The Border Patrol's task is made worse by virtue of other federal agencies stealing its best agents. For example, a private company, Virginia-based DynCorp International, to which numerous federal agencies outsource security and other services, is actively recruiting veteran Border Patrol agents in order to meet its contractual obligations to the U.S. State Department to supply Americans to train Iraqis in immigration and border security. DynCorp reportedly entices senior border agents with salaries more than double what CBP pays them, and then tacks on huge signing bonuses to improve its chances of luring them. Ultimately, of course, the federal government is paying for all this—robbing Peter to pay Paul—and making the job of W. Ralph Basham, commissioner of CBP, that much harder.

The agency also is suffering a morale problem as a result of recent highly publicized prosecutions of its agents by the U.S. Department of Justice for alleged overzealous apprehension of illegal aliens.

All this makes it difficult to understand a recent memo circulated by Basham to all Customs and Border Protection officers and Border Patrol agents.

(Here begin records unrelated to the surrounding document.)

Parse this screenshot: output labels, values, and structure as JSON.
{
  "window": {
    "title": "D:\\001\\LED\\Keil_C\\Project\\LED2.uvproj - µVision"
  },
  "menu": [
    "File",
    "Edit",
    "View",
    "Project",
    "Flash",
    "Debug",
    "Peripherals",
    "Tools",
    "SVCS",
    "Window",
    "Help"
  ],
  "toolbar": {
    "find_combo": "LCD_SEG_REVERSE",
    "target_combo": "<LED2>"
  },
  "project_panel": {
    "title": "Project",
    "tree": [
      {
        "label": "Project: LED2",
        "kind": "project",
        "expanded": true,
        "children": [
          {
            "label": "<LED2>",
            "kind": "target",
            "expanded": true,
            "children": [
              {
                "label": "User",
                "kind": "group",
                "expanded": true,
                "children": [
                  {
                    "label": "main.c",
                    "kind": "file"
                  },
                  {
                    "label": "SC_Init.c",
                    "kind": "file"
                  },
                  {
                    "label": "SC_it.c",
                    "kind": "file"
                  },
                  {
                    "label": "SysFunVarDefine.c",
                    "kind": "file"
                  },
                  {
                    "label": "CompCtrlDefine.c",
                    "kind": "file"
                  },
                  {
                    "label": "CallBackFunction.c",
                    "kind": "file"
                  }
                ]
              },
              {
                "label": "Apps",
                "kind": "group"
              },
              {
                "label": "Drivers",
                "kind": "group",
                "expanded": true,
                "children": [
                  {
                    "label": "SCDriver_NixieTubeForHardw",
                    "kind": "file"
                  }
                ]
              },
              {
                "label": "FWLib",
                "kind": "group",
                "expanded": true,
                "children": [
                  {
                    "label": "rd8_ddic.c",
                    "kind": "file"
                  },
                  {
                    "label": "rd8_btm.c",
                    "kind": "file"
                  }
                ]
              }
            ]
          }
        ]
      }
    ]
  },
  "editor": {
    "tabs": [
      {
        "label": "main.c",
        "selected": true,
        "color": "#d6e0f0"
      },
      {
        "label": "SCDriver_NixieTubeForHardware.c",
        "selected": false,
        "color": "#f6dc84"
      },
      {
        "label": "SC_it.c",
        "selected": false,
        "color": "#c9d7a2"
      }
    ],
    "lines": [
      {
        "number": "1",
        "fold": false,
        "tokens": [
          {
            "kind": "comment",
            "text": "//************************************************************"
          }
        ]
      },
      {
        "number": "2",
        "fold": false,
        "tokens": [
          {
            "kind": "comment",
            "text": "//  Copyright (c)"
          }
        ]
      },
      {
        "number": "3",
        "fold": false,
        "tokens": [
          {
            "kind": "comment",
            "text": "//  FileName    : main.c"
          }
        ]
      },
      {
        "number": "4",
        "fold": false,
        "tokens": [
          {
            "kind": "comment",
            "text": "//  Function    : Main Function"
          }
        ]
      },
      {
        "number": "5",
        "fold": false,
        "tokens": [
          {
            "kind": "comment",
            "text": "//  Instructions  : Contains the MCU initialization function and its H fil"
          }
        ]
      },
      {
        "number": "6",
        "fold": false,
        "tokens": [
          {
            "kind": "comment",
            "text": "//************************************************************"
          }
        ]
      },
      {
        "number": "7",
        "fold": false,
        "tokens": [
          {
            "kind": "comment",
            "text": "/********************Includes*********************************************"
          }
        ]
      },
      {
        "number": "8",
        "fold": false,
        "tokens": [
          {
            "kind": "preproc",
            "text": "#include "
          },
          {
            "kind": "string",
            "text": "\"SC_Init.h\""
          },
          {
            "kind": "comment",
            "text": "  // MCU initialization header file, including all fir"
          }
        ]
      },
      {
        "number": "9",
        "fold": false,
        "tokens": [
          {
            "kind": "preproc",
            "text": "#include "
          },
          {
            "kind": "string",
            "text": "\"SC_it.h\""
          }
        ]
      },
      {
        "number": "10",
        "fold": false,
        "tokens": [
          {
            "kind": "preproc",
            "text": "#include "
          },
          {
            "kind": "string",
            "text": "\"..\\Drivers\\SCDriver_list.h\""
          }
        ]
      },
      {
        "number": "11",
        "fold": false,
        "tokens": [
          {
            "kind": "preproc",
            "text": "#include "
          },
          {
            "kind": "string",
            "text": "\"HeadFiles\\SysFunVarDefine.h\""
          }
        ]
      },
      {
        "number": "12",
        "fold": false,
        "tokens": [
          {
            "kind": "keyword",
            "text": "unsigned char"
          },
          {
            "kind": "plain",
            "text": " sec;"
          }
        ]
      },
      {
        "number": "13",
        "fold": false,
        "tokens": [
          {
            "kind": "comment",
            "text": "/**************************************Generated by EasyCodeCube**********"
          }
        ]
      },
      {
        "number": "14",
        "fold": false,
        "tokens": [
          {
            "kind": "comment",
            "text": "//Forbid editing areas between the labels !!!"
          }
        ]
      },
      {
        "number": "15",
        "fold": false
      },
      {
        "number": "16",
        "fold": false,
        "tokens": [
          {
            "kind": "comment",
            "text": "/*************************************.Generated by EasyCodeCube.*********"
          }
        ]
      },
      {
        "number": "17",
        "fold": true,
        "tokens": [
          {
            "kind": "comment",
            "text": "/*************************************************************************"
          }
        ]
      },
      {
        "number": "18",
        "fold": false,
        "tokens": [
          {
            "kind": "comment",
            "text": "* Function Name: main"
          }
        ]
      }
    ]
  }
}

In the memo, which has sparked criticism from Arizona Gov. Janet Napolitano and some members of Congress, Basham solicits agents to volunteer for service in ... Iraq.

The commissioner apparently has concluded it is more critical to help train members of the Iraqi Department of Border Enforcement than to do everything possible to stem the tide of illegals entering the United States from Mexico.

Money appears to be no problem for this latest project of our already stretched-thin Border Patrol. Those volunteering to leave the hot U.S.-Mexico border for the far hotter borders that Iraq shares with Turkey, Syria, Saudi Arabia, Jordan, Kuwait and Iran will earn nearly twice what their stateside colleagues earn protecting our homeland.

The policy of sending U.S. Border Patrol agents to Iraq did not begin with the current commissioner, but rather with his predecessor, Robert Bonner, in 2004. The program was initially envisioned only as a temporary measure. Now, more than three years later, with cross-border threats to Iraq and our own troops greatly complicated since the initial invasion, and with Iraq's own border security capability far below the minimum necessary for its own survival, the Bush administration is reducing our own capacity to secure our borders in order to try and strengthen Iraq's.

The administration, of course, is supporting comprehensive legislation to implement immigration and border security reform, but is meeting stiff resistance on Capitol Hill. With one of the administration's top border security officials offering taxpayer-funded incentives to send Border Patrol agents about as far from our border with Mexico as you can get, to assist in the quagmire that is Iraq, is it any wonder its immigration plan is meeting opposition?

Bob Barr occupies the 21st Century Liberties Chair for Freedom and Privacy at the American Conservative Union Foundation.